Boldstart’s Playbook: The Hidden Risks of Early Traction in Enterprise Software
Success comes with its own set of risks. In a recent Category Visionaries episode, Boldstart Ventures partner Shomik Ghosh revealed how early wins in enterprise software can trigger decisions that ultimately undermine sustainable growth.
The Early Success Trap
The scenario plays out predictably: “What happens though sometimes is people find the first ten users and then they say, you know what, this is product Market Fit, we’ve found it, we know everyone loves this,” Shomik explains. This early enthusiasm often triggers a series of well-intentioned but potentially dangerous decisions.
The Sales Acceleration Trap
The most common response to early traction is to double down on sales. According to Shomik, companies “go out and they hire three sales reps and they hire a VP of sales.” While this might seem logical, it often creates a dangerous dynamic: “What you may not be able to know is the product being sold ahead of where it actually is. So once users start using it, they may actually be like, you know what, I was sold a basket of coal or something, right? And they then start to churn.”
The Burn Rate Spiral
This premature scaling creates a vicious cycle through increased burn rate. As Shomik notes, “The larger your burn, the more you need to generate revenue to make sure that you can satisfy that burn right, and build a profitable business. And so, frankly, the larger your team is, the more you have to grow.”
Market Pressure vs. Market Reality
In today’s market environment, founders face intense pressure to show revenue growth. However, Shomik suggests that current conditions actually favor a more measured approach: “Right now it’s like, frankly, one of the best times to be a Founder.” The reason? Companies are forced to stay lean longer, allowing for deeper customer relationships and more thoughtful product development.
The Real Signals to Watch
Instead of focusing purely on sales metrics, Boldstart looks for specific indicators of genuine market pull. Shomik describes the key signal: “Your early customers are all saying, hey, here’s a product that we love your product. Here’s three other product ideas. If you build these, we will pay you more money.”
Building for Long-Term Success
Shomik advocates for a methodical approach to growth: “Do not prematurely scale. It is something where you need to focus on again, the first user, the first ten users, the first 50 users, build it out very slowly and thoughtfully and then start to say, okay, now can I layer on someone to help me with sales?”
The Hidden Benefits of Staying Small
There’s an often-overlooked advantage to this measured approach. As Shomik explains, “The most fun of a job, right, is when you’re in the early days with your tight team working together and just discovering new things and working with your early customers hand in hand to figure out what to build.”

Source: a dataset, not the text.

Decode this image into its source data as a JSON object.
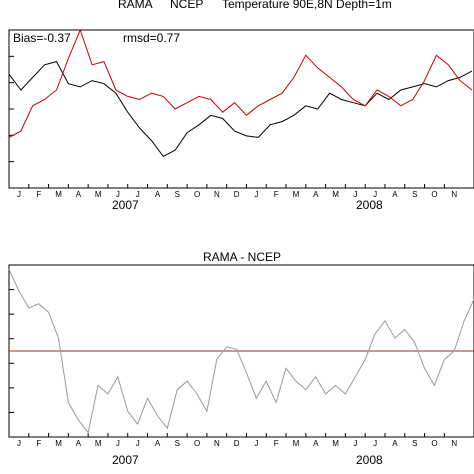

A Framework for Sustainable Growth
Based on Boldstart’s experience with numerous enterprise software companies, here’s how to navigate early success:
- Validate depth of customer engagement before scaling
- Look for organic product expansion requests
- Build sales capacity in response to demand, not anticipation of it
- Maintain direct founder involvement with early customers
- Keep burn rate low even when growth looks promising
As Shomik concludes, “That’s the sort of lockstep growth that you want to do and not get ahead of it. Because if you get ahead of it, your burn gets too big, the expectations for how quickly you’re going to grow also get bigger because you need to satisfy that burn and then you get into this cycle.”
The key lesson for enterprise software founders is clear: early traction is a signal to dig deeper, not to accelerate. Success comes from building a sustainable foundation that can support long-term growth, not from rushing to scale at the first sign of market interest.